What’s also clear is that Trump, while not the canniest or most articulate fellow, fully understands that the investigation into his campaign and his friends presents a clear and present danger. He is hugging Flynn close because Flynn could hurt him. He repeatedly tried to recruit Comey into The Family to keep Comey from bringing him down. He’s keeping the whole band of misfits on the ship to keep them from scratching out holes in the hull.
Who knows if Trump fully understood what his team was doing to help get him his precious election “win.” After November he probably thought making friends with Putin, through the back channels Flynn was setting up, would enable him to set the whole world at peace, making him the Greatest President of All Time (take THAT, Obama!)—and also a real billionaire, with Trump hotels, Trump condos and Trump licensing deals strewn the world over, all managed by The Family.
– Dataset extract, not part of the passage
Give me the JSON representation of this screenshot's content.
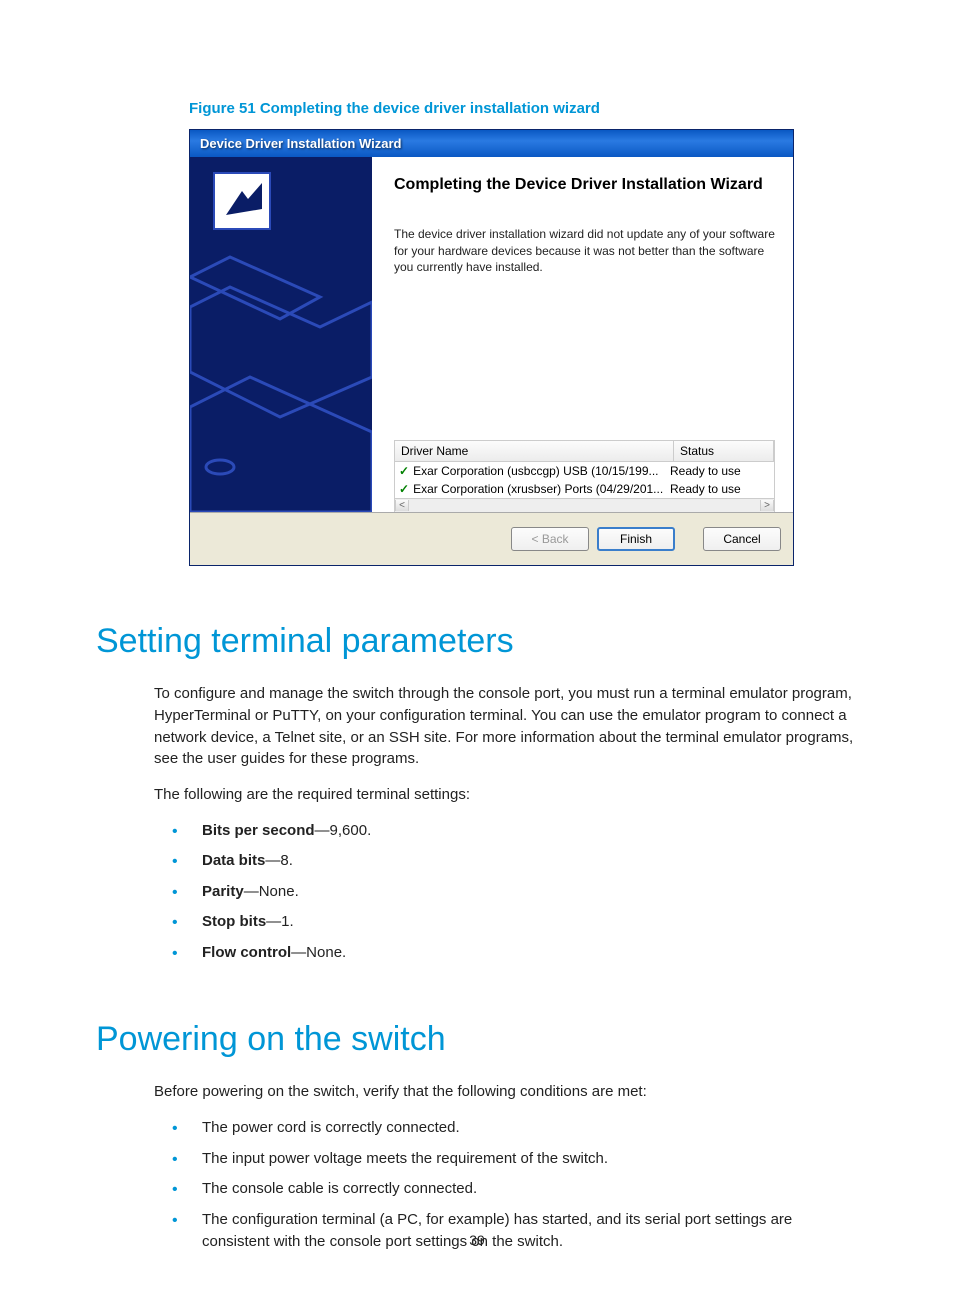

Clearly, Russia thought having Flynn on the inside would be a goldmine of influence for them. (Even without him, they managed to get within bugging distance of the Resolute Desk.)
The problem is that Trump thinks the danger of Russiagate is merely to his plan and to his pride; his desperate need to believe he won the election because of his sheer awesomeness and not through a confluence of unfortunate events. What he fails to comprehend is that the real danger is to his presidency itself, and to the country he doesn’t have the slightest idea how to lead.